Justin Hall, WR, Ball State
Justin Hall is finally going into his senior season at Ball State, and is one of the better slot receivers you’ll find in this league. At 5’9, 181 lbs., Hall has 208 career receptions for 2,107 yards, fifth-most catches in school history for the tenth-most yardage. He’s caught a pass in each of the 36 games he’s played in, and didn’t need a redshirt year out of high school (Douglasville, Ga. / Alexander HS).
Hall got a lot of attention during his freshman year with 78 catches and three touchdowns when he saw a lot of his teammates go down with injuries that year. That year, he was named a Freshman All-American by ESPN and the Football Writers Association of America, and even picked up Second Team All-MAC honors that year too. He was a Third Team All-MAC honoree as a sophomore, then received First Team recognition last year as a junior.
Justin Hall stats
Hall’s seen fewer passes hit his hands since his freshman year, but his 61 grabs, 684 yards, and six touchdowns were team bests last season, and I would anticipate an improved senior year out of Hall should quarterback Drew Plitt also have an improved senior year as well.

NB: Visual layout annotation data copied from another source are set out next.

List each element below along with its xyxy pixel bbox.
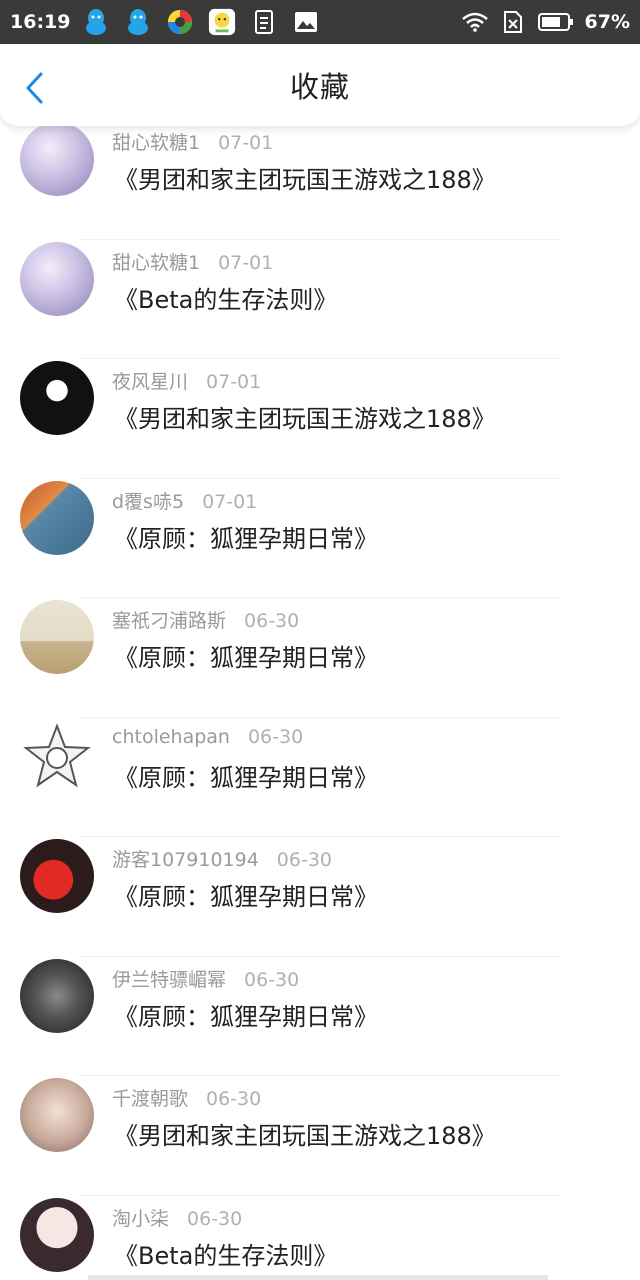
post-date: 06-30	[276, 849, 333, 871]
battery-percent: 67%	[584, 11, 630, 33]
status-bar: 16:19 67%	[0, 0, 640, 44]
username: chtolehapan	[112, 725, 230, 748]
item-title: 《原顾：狐狸孕期日常》	[114, 1002, 378, 1031]
item-title: 《Beta的生存法则》	[114, 1241, 338, 1270]
post-date: 07-01	[206, 371, 262, 393]
qq-icon	[82, 8, 110, 36]
username: d覆s哧5	[112, 490, 185, 513]
avatar[interactable]	[20, 126, 94, 196]
avatar[interactable]	[20, 361, 94, 435]
item-title: 《Beta的生存法则》	[114, 285, 338, 314]
username: 游客107910194	[112, 849, 259, 871]
header: 收藏	[0, 44, 640, 126]
post-date: 06-30	[247, 725, 304, 748]
post-date: 06-30	[244, 968, 300, 991]
sim-icon	[499, 8, 527, 36]
document-icon	[250, 8, 278, 36]
avatar[interactable]	[20, 719, 94, 794]
app-icon	[208, 8, 236, 36]
list-item[interactable]: 淘小柒 06-30 《Beta的生存法则》	[0, 1196, 640, 1280]
list-item[interactable]: 甜心软糖1 07-01 《男团和家主团玩国王游戏之188》	[0, 126, 640, 240]
image-icon	[292, 8, 320, 36]
username: 甜心软糖1	[112, 132, 201, 154]
wifi-icon	[461, 8, 489, 36]
post-date: 07-01	[218, 251, 274, 274]
item-title: 《原顾：狐狸孕期日常》	[114, 763, 378, 792]
avatar[interactable]	[20, 839, 94, 913]
avatar[interactable]	[20, 600, 94, 674]
post-date: 06-30	[244, 610, 300, 632]
username: 夜风星川	[112, 371, 189, 393]
notification-icons	[82, 8, 320, 36]
avatar[interactable]	[20, 1078, 94, 1152]
star-icon	[23, 722, 91, 787]
list-item[interactable]: chtolehapan 06-30 《原顾：狐狸孕期日常》	[0, 718, 640, 837]
page-title: 收藏	[289, 70, 350, 104]
status-time: 16:19	[10, 11, 71, 33]
scroll-indicator	[88, 1275, 548, 1280]
post-date: 07-01	[218, 132, 274, 154]
username: 甜心软糖1	[112, 251, 201, 274]
avatar[interactable]	[20, 958, 94, 1033]
item-title: 《原顾：狐狸孕期日常》	[114, 883, 378, 911]
avatar[interactable]	[20, 241, 94, 316]
list-item[interactable]: 千渡朝歌 06-30 《男团和家主团玩国王游戏之188》	[0, 1076, 640, 1196]
item-title: 《男团和家主团玩国王游戏之188》	[114, 1122, 496, 1150]
list-item[interactable]: d覆s哧5 07-01 《原顾：狐狸孕期日常》	[0, 479, 640, 598]
battery-icon	[537, 8, 575, 36]
post-date: 07-01	[202, 490, 258, 513]
list-item[interactable]: 塞祇刁浦路斯 06-30 《原顾：狐狸孕期日常》	[0, 598, 640, 718]
username: 塞祇刁浦路斯	[112, 610, 227, 632]
qq-icon	[124, 8, 152, 36]
avatar[interactable]	[20, 1197, 94, 1272]
list-item[interactable]: 伊兰特骠嵋幂 06-30 《原顾：狐狸孕期日常》	[0, 957, 640, 1076]
favorites-list: 甜心软糖1 07-01 《男团和家主团玩国王游戏之188》 甜心软糖1 07-01 …	[0, 126, 640, 1280]
username: 淘小柒	[112, 1207, 170, 1230]
list-item[interactable]: 夜风星川 07-01 《男团和家主团玩国王游戏之188》	[0, 359, 640, 479]
app-icon	[166, 8, 194, 36]
list-item[interactable]: 游客107910194 06-30 《原顾：狐狸孕期日常》	[0, 837, 640, 957]
chevron-left-icon	[26, 72, 43, 104]
post-date: 06-30	[187, 1207, 243, 1230]
username: 千渡朝歌	[112, 1088, 189, 1110]
system-icons: 67%	[461, 8, 630, 36]
back-button[interactable]	[18, 70, 50, 106]
item-title: 《男团和家主团玩国王游戏之188》	[114, 405, 496, 433]
post-date: 06-30	[206, 1088, 262, 1110]
list-item[interactable]: 甜心软糖1 07-01 《Beta的生存法则》	[0, 240, 640, 359]
item-title: 《男团和家主团玩国王游戏之188》	[114, 166, 496, 194]
item-title: 《原顾：狐狸孕期日常》	[114, 644, 378, 672]
item-title: 《原顾：狐狸孕期日常》	[114, 524, 378, 553]
username: 伊兰特骠嵋幂	[112, 968, 227, 991]
avatar[interactable]	[20, 480, 94, 555]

As a return specialist, Ball State has gotten production from other players. Malik Dunner was Ball State’s leading kick returner last year (30 ret., 719 yards, 1 TD) followed by Walter Fletcher (6 ret., 142 yards), but both of them are graduated from the program. Fielding punts last year was mostly Riley Miller (9 ret., 95 yards), but he’s also graduated. With Hall and his shifty speed still around, he could take on full-time special teams responsibilities as a senior.